Venture capitalists exist to extract as much wealth from an operation as possible, they have no higher calling or responsibility to society at large. That's the mentality pushing startup culture, because that's who is funding it.
@@FrankyPi Totally agree.
What I find hard to swallow is the Musk fans, I've had a serious head injury (paralysis, unable to speak for weeks, near death type shit) and thus my memory is quite bad, like I have huge chunks of my 54 years that are just gone, but, what the hell is their excuse ?!! Elon Musk is a renowned , compulsive over promiser, not once or twice, not three or four times, I am talking relentless, and the fans just keep on adoring him, they must get up in the morning and bang their heads into brick walls until they can only just remember his name.
Well, he was proven right that reusable rockets are feasible and that electric cars can become practical and even popular. That's what gave people confidence in all his other BS ideas too. The jury is still out on starship, even Destin in the video thinks the plan is doable even though it's far from optimal - and optimal is what NASA should aim for.
Secondly I have a hunch that kids have been socialized with WWE Wresting too much where they get used to the idea of cheering in large groups to obviously fake things while acting as if it's real aka kayfabe. This way Musk and Trump can say the most outrageous things and the fans cheer even though they know it's fake, they're used to it since childhood.
@@thulyblu5486 True! Just check the comments in the youtube video where musk is giving the same speech shown here. Every comment is not just positive, but "how anyone could disagree with world's greatest innovator?".
In their mind musk has already achieved the impossible and the unthinkable
@@thulyblu5486 well people just ate the crap up about tesla, so that worked for tesla. it's numbers are still not anywhere what the company value would suggest.

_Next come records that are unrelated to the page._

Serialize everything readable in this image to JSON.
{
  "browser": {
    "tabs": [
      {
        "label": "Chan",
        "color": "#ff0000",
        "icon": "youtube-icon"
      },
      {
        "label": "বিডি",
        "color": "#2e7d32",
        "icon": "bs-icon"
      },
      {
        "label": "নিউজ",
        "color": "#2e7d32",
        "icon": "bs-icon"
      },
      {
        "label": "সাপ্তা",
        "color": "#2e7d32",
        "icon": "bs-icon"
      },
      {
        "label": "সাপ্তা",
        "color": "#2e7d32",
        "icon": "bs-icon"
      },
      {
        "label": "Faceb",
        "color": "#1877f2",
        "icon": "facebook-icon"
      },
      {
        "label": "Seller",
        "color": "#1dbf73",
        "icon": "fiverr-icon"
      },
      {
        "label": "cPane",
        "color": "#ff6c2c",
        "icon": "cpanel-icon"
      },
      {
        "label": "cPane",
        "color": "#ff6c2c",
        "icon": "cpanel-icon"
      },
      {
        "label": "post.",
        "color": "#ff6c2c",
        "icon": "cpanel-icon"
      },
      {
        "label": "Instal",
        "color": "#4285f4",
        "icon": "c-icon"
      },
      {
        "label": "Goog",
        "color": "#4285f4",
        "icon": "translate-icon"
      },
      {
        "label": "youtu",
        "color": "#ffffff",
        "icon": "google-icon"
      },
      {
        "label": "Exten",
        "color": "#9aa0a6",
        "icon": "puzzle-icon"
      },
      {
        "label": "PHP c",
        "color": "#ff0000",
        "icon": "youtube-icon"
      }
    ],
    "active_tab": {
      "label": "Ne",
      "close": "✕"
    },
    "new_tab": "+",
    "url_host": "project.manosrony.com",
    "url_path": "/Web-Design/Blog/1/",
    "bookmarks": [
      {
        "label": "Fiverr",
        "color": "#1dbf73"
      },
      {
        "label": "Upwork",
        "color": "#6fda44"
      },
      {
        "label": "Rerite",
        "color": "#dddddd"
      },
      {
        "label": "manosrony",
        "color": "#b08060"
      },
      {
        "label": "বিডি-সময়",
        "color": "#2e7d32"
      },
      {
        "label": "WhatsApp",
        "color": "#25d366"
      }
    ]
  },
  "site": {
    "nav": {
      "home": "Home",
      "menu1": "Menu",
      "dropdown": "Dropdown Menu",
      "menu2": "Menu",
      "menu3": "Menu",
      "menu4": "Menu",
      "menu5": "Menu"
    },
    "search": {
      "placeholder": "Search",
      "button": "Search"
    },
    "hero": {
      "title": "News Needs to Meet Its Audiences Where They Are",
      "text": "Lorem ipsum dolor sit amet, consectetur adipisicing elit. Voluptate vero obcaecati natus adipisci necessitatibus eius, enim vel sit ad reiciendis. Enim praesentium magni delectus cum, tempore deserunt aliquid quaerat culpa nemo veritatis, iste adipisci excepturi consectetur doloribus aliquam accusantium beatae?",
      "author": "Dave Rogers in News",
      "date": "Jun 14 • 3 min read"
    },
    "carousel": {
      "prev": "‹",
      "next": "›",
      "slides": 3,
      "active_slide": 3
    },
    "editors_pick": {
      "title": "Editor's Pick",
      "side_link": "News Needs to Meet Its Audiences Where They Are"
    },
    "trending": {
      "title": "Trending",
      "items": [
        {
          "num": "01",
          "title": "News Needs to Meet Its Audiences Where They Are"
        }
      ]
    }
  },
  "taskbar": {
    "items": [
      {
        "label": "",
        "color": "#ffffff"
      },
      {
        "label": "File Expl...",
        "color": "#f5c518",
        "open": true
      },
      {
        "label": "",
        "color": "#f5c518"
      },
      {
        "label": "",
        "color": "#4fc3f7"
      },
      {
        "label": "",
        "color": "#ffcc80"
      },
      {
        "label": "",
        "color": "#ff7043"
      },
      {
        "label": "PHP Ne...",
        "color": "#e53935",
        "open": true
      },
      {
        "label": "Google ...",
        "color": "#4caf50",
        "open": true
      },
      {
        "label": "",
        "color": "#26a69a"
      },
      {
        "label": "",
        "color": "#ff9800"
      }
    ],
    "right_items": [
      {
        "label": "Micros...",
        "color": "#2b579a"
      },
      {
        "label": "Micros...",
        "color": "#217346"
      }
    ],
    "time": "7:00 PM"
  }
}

and it was supposed to be profitable way, way way way earlier it's a downright miracle that it kept getting enough funding to keep going. this is why the alt other western ev car companies had hard times, getting the funding. sure fisker could've done just as well if it had the same cash injections.
Well, Falcon 9 is now reliable as fuck and we might get to a point when SpaceX flies 100 rockets in space a year without issue. Tesla proved EVs are viable and he has sold millions of them, SpaceX competion for crewed ship (Boeing) did not deliver, Trsla’s new self driving version is the best ever achived only eith cameras… there are actual successes by Musk. Thunderfoot used to laugh about the Starlink, the sheer scale of it. It is up there and playing a role in a major conflict and people use it, all similar scale plans by Google etc. with air baloons etc. have amounted to zero. Even Starship, he proved that basically he can get it to orbit, the largest ship ever with all of those engines etc. How reliably it remains to be seen, but it is not like he has not achieved anything.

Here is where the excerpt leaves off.